In this work, the relationship between the mechanical properties and deformation-induced transformation mechanisms in transformation-induced plasticity (TRIP) medium manganese steel subjected to a two-step annealing process is comprehensively examined. Two-step annealed samples have bimodal microstructures, which are reversely transformed from partially recrystallized thermal martensite into lath-and globular-shaped grains of austenite (gamma)-ferrite (alpha). This process widens the distribution of austenite stability, increasing the product of strength and elongation (PSE) from 35.5 GPa% to 46.9 GPa% at 600 degrees C annealing.

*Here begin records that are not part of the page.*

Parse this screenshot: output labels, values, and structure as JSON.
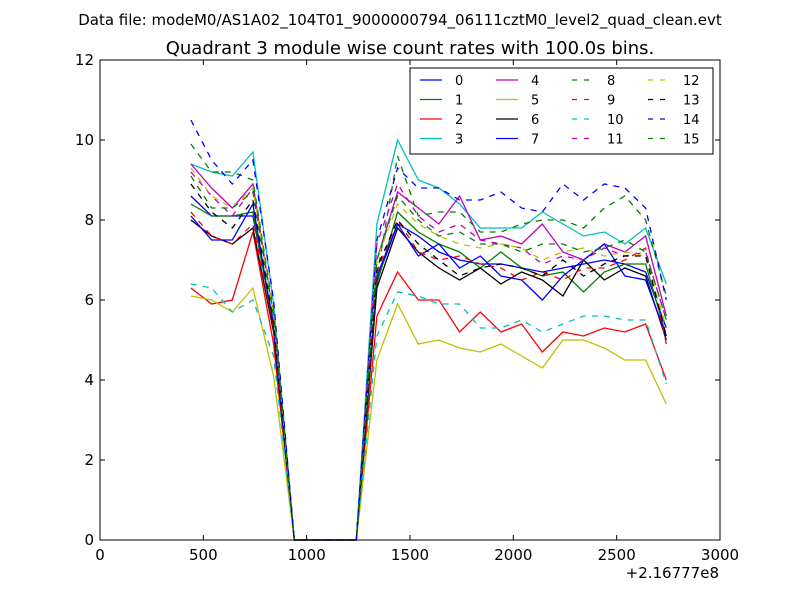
{
  "figure": {
    "suptitle": "Data file: modeM0/AS1A02_104T01_9000000794_06111cztM0_level2_quad_clean.evt"
  },
  "chart_data": {
    "type": "line",
    "title": "Quadrant 3 module wise count rates with 100.0s bins.",
    "xlabel": "",
    "ylabel": "",
    "x_offset_label": "+2.16777e8",
    "xlim": [
      0,
      3000
    ],
    "ylim": [
      0,
      12
    ],
    "xticks": [
      0,
      500,
      1000,
      1500,
      2000,
      2500,
      3000
    ],
    "yticks": [
      0,
      2,
      4,
      6,
      8,
      10,
      12
    ],
    "grid": false,
    "legend": {
      "placement": "top-right",
      "columns": 4
    },
    "x": [
      440,
      540,
      640,
      740,
      840,
      940,
      1040,
      1140,
      1240,
      1340,
      1440,
      1540,
      1640,
      1740,
      1840,
      1940,
      2040,
      2140,
      2240,
      2340,
      2440,
      2540,
      2640,
      2740
    ],
    "series": [
      {
        "name": "0",
        "color": "#0000ff",
        "dash": "solid",
        "values": [
          8.6,
          8.1,
          8.1,
          8.1,
          5.4,
          0,
          0,
          0,
          0,
          6.5,
          7.9,
          7.6,
          7.2,
          7.0,
          6.9,
          6.9,
          6.8,
          6.7,
          6.8,
          6.9,
          7.0,
          6.9,
          6.7,
          5.3
        ]
      },
      {
        "name": "1",
        "color": "#008000",
        "dash": "solid",
        "values": [
          8.4,
          8.1,
          8.1,
          8.2,
          5.3,
          0,
          0,
          0,
          0,
          6.4,
          8.2,
          7.7,
          7.4,
          7.2,
          6.8,
          7.2,
          6.8,
          6.6,
          6.7,
          6.2,
          6.7,
          6.9,
          6.9,
          5.1
        ]
      },
      {
        "name": "2",
        "color": "#ff0000",
        "dash": "solid",
        "values": [
          6.3,
          5.9,
          6.0,
          7.7,
          4.9,
          0,
          0,
          0,
          0,
          5.6,
          6.7,
          6.0,
          6.0,
          5.2,
          5.7,
          5.2,
          5.4,
          4.7,
          5.2,
          5.1,
          5.3,
          5.2,
          5.4,
          4.0
        ]
      },
      {
        "name": "3",
        "color": "#00bfbf",
        "dash": "solid",
        "values": [
          9.4,
          9.2,
          9.1,
          9.7,
          5.9,
          0,
          0,
          0,
          0,
          7.9,
          10.0,
          9.0,
          8.8,
          8.4,
          7.8,
          7.8,
          7.8,
          8.2,
          7.9,
          7.6,
          7.7,
          7.4,
          7.8,
          6.4
        ]
      },
      {
        "name": "4",
        "color": "#bf00bf",
        "dash": "solid",
        "values": [
          9.4,
          8.8,
          8.3,
          8.9,
          5.6,
          0,
          0,
          0,
          0,
          7.0,
          8.7,
          8.3,
          7.9,
          8.6,
          7.5,
          7.6,
          7.4,
          7.9,
          7.2,
          7.0,
          7.4,
          7.2,
          7.6,
          5.6
        ]
      },
      {
        "name": "5",
        "color": "#bfbf00",
        "dash": "solid",
        "values": [
          6.1,
          6.0,
          5.7,
          6.3,
          4.1,
          0,
          0,
          0,
          0,
          4.5,
          5.9,
          4.9,
          5.0,
          4.8,
          4.7,
          4.9,
          4.6,
          4.3,
          5.0,
          5.0,
          4.8,
          4.5,
          4.5,
          3.4
        ]
      },
      {
        "name": "6",
        "color": "#000000",
        "dash": "solid",
        "values": [
          8.0,
          7.6,
          7.4,
          7.8,
          5.2,
          0,
          0,
          0,
          0,
          6.3,
          7.8,
          7.2,
          6.8,
          6.5,
          6.8,
          6.4,
          6.7,
          6.5,
          6.1,
          7.0,
          6.5,
          6.8,
          6.6,
          5.0
        ]
      },
      {
        "name": "7",
        "color": "#0000ff",
        "dash": "solid",
        "values": [
          8.1,
          7.5,
          7.5,
          8.4,
          5.3,
          0,
          0,
          0,
          0,
          6.6,
          7.9,
          7.1,
          7.4,
          6.8,
          7.1,
          6.6,
          6.5,
          6.0,
          6.6,
          7.0,
          7.4,
          6.6,
          6.5,
          5.1
        ]
      },
      {
        "name": "8",
        "color": "#008000",
        "dash": "dashed",
        "values": [
          9.9,
          9.2,
          9.2,
          9.0,
          5.7,
          0,
          0,
          0,
          0,
          6.6,
          9.6,
          8.1,
          8.2,
          8.2,
          7.7,
          7.7,
          7.9,
          8.0,
          8.0,
          7.8,
          8.3,
          8.6,
          8.0,
          6.1
        ]
      },
      {
        "name": "9",
        "color": "#ff0000",
        "dash": "dashed",
        "values": [
          8.2,
          7.6,
          7.4,
          7.9,
          5.3,
          0,
          0,
          0,
          0,
          6.7,
          8.0,
          7.2,
          7.0,
          7.1,
          6.9,
          6.8,
          6.5,
          6.7,
          6.5,
          6.8,
          6.8,
          7.0,
          7.3,
          4.9
        ]
      },
      {
        "name": "10",
        "color": "#00bfbf",
        "dash": "dashed",
        "values": [
          6.4,
          6.3,
          5.7,
          6.0,
          4.6,
          0,
          0,
          0,
          0,
          5.1,
          6.2,
          6.1,
          5.9,
          5.9,
          5.3,
          5.3,
          5.5,
          5.2,
          5.4,
          5.6,
          5.6,
          5.5,
          5.5,
          3.9
        ]
      },
      {
        "name": "11",
        "color": "#bf00bf",
        "dash": "dashed",
        "values": [
          9.2,
          8.6,
          8.1,
          8.8,
          5.6,
          0,
          0,
          0,
          0,
          7.4,
          8.9,
          8.1,
          7.7,
          7.9,
          7.5,
          7.4,
          7.3,
          6.9,
          7.1,
          7.0,
          7.3,
          7.1,
          7.2,
          5.5
        ]
      },
      {
        "name": "12",
        "color": "#bfbf00",
        "dash": "dashed",
        "values": [
          9.3,
          8.6,
          8.3,
          8.8,
          5.6,
          0,
          0,
          0,
          0,
          7.0,
          8.4,
          7.9,
          7.6,
          7.4,
          7.3,
          7.4,
          7.3,
          7.0,
          7.2,
          7.3,
          7.1,
          7.2,
          7.1,
          5.3
        ]
      },
      {
        "name": "13",
        "color": "#000000",
        "dash": "dashed",
        "values": [
          8.9,
          8.2,
          7.8,
          8.5,
          5.4,
          0,
          0,
          0,
          0,
          6.8,
          8.0,
          7.4,
          7.0,
          6.6,
          6.8,
          6.9,
          6.8,
          6.6,
          7.0,
          6.6,
          6.9,
          7.1,
          7.1,
          5.1
        ]
      },
      {
        "name": "14",
        "color": "#0000ff",
        "dash": "dashed",
        "values": [
          10.5,
          9.5,
          8.9,
          9.5,
          6.0,
          0,
          0,
          0,
          0,
          7.5,
          9.3,
          8.8,
          8.8,
          8.5,
          8.5,
          8.7,
          8.3,
          8.2,
          8.9,
          8.5,
          8.9,
          8.8,
          8.3,
          6.0
        ]
      },
      {
        "name": "15",
        "color": "#008000",
        "dash": "dashed",
        "values": [
          9.1,
          8.3,
          8.3,
          8.7,
          5.6,
          0,
          0,
          0,
          0,
          7.0,
          8.6,
          8.0,
          7.6,
          7.7,
          7.4,
          7.4,
          7.2,
          7.4,
          7.4,
          7.2,
          7.3,
          7.5,
          7.2,
          5.5
        ]
      }
    ]
  }
}
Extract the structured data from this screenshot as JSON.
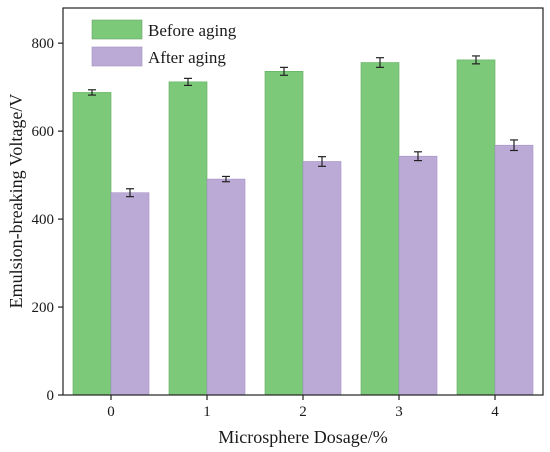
{
  "chart_data": {
    "type": "bar",
    "xlabel": "Microsphere Dosage/%",
    "ylabel": "Emulsion-breaking Voltage/V",
    "categories": [
      "0",
      "1",
      "2",
      "3",
      "4"
    ],
    "ylim": [
      0,
      880
    ],
    "yticks": [
      0,
      200,
      400,
      600,
      800
    ],
    "grid": false,
    "legend_position": "top-left",
    "series": [
      {
        "name": "Before aging",
        "color": "#7dc97a",
        "values": [
          688,
          712,
          736,
          756,
          762
        ],
        "errors": [
          6,
          8,
          9,
          11,
          9
        ]
      },
      {
        "name": "After aging",
        "color": "#bcaad6",
        "values": [
          460,
          491,
          531,
          543,
          568
        ],
        "errors": [
          9,
          6,
          11,
          10,
          12
        ]
      }
    ]
  }
}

When the annealing temperature is further increased to 640 degrees C, the difference of partitioning Mn content in austenite transforms the strain-induced TRIP effect into the stress-assisted TRIP effect. The yield strength and PSE are significantly reduced to 596 MPa and 30.5 GPa%, respectively. In addition, different degrees of stability in austenite occur in different martensite transformations (i.e., gamma ->epsilon martensite, gamma ->epsilon martensite -> alpha' martensite) at the same deformation stage, and the deformation mechanism of gamma is generally based on the cooperation of the TRIP effect and twinning. For the coarse metastable austenite grains annealed at 640 degrees C, the alpha' martensite transformation is assisted by the applied stress. An intergranular fracture occurs because of a high stress con-centration mismatch between the deformed martensite and ferrite, leading to premature fracture.